Have you experienced a telehealth visit since the COVID-19 pandemic hit? Chances are the answer is “yes.” That has certainly been true in my case.
During yesterday’s first-ever “36|86 Entrepreneurship Festival” delivered virtually, Vanderbilt University’s Larry Van Horn previewed an afternoon session focused on telehealth or telemedicine, depending on your preferred terminology, with some very interesting statistics. He’s an Associate Professor of Economics and Management at Vanderbilt University and a leading expert and researcher on health care management and economics.
Having been involved in an early telehealth initiative nearly three decades ago that involved the University of Tennessee Medical Center, it’s a topic that has always been of interest to me. More recently, we spotlighted the very positive impact that COVID-19 had on Anytime TeleHealth Inc., the parent of Anytime Pediatrics, in this teknovation.biz article.
Here are the statistics that caught my attention.
- Prior to March 15, there were seven million weekly in-person visits to physicians’ offices and almost zero telehealth visits outside the Teladoc Health scope.
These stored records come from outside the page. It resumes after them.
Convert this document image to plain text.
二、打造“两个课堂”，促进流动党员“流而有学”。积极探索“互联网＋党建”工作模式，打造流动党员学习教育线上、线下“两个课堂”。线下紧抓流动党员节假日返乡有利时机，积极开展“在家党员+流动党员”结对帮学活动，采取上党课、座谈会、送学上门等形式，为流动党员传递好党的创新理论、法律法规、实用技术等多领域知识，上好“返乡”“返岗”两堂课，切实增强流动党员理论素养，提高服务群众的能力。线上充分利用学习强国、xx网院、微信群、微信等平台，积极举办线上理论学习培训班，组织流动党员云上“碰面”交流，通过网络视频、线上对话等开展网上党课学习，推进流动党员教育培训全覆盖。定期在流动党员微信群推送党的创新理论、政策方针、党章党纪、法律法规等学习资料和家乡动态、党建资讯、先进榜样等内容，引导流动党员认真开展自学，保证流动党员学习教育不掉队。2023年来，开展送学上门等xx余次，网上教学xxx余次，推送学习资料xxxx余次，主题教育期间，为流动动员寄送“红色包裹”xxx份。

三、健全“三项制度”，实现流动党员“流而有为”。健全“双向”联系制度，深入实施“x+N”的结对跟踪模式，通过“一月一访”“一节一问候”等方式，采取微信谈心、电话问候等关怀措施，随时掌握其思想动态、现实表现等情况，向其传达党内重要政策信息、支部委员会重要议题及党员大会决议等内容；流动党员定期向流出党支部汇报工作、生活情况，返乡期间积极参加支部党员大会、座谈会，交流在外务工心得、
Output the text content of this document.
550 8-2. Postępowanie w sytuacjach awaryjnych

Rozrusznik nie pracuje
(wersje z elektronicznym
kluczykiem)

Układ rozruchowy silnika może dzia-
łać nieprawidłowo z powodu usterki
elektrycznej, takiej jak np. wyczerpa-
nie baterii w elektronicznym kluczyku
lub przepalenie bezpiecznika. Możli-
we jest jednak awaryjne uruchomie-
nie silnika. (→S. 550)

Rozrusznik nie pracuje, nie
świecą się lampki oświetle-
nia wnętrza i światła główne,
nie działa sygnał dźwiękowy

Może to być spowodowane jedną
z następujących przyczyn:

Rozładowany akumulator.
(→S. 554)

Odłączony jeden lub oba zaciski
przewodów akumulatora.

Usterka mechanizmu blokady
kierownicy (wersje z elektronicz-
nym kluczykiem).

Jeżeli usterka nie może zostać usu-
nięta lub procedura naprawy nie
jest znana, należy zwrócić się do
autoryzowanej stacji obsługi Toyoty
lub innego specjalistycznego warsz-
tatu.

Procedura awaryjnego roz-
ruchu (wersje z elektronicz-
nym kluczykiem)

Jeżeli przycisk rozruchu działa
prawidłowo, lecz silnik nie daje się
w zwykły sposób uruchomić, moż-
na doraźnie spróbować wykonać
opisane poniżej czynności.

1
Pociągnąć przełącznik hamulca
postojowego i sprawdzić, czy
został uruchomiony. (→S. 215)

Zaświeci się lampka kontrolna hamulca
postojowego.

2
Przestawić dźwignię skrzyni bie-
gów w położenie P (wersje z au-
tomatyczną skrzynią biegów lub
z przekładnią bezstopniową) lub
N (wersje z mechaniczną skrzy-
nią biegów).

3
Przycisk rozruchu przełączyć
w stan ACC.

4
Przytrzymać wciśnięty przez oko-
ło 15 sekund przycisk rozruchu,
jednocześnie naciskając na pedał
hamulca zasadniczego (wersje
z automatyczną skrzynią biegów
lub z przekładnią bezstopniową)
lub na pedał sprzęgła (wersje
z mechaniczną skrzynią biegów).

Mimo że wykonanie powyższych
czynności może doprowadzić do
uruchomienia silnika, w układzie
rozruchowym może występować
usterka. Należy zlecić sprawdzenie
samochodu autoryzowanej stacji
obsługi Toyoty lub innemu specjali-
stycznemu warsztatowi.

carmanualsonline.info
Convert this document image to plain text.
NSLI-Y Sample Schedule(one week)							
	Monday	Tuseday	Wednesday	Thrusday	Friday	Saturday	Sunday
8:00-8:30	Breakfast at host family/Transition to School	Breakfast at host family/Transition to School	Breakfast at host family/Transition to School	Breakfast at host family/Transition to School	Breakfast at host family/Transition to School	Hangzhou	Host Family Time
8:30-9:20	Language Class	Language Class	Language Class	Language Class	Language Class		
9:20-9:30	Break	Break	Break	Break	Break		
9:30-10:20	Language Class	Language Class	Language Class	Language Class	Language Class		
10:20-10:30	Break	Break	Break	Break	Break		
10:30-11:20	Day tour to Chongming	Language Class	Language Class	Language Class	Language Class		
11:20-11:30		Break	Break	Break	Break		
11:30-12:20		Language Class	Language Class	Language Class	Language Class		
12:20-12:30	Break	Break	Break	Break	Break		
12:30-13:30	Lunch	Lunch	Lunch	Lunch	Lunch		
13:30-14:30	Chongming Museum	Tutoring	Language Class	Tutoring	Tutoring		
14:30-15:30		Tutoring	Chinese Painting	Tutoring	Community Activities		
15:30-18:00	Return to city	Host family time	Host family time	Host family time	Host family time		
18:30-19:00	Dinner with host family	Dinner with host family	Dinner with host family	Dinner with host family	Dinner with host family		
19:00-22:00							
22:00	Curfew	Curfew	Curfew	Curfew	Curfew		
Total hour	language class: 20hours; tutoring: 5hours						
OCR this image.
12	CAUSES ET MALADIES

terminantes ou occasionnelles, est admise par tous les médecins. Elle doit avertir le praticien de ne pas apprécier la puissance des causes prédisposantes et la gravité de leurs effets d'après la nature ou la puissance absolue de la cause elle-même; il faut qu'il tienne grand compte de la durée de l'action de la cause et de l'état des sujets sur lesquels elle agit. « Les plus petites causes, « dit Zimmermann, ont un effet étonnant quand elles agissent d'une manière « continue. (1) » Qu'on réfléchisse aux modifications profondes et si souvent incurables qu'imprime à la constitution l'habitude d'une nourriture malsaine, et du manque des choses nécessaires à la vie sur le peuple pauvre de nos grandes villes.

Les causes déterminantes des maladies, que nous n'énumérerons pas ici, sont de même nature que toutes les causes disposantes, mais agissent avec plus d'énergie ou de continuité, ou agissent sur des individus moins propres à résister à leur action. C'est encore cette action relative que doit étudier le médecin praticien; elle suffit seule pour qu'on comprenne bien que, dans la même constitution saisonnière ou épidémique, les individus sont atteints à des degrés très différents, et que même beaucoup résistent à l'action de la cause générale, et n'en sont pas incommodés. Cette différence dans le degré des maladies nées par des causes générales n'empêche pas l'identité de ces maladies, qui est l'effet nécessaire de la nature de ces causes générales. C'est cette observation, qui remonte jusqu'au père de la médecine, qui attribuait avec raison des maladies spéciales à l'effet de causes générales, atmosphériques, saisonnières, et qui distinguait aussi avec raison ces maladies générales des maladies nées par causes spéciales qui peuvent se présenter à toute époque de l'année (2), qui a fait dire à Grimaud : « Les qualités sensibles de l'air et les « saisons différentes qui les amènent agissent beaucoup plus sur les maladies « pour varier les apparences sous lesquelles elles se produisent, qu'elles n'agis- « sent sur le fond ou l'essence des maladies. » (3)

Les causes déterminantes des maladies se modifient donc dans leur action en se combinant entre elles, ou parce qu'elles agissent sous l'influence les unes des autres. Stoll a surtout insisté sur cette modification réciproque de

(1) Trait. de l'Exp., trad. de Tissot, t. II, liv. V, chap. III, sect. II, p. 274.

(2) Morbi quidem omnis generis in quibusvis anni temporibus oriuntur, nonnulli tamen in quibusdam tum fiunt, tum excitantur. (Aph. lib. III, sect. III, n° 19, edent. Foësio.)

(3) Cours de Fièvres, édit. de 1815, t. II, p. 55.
By mid-April, in-person visits dropped to a little more than a third of that number – 2.5 million, while telehealth jumped to one million a week. Those numbers have now stabilized for telehealth at about 500,000. That said, at its peak, the increase in usage was 80X.
- Who is using telehealth? The answer is women.
- Roughly 90 percent of the visits are between providers and their established patients.
- The Northeast section of the U.S. has a more robust percentage of users with Rhode Island leading the country.
- Many have suggested that telehealth is a solution for access for individuals in rural areas, yet Van Horn showed statistics noting that the technology is actually being used more in urban areas.
- Not surprising, the specialties that are seeing the highest rate of use are internal and family medicine, psychiatry, and pediatrics.
In a follow-on panel, Amber Humphrey, Director of Telehealth at Vanderbilt, said the medical center went from 10 direct telemedicine visits a day before the novel coronavirus to 2,000 a day at its peak.
“This is one of the most interesting outcomes of the COVID-19 pandemic,” said Van Horn.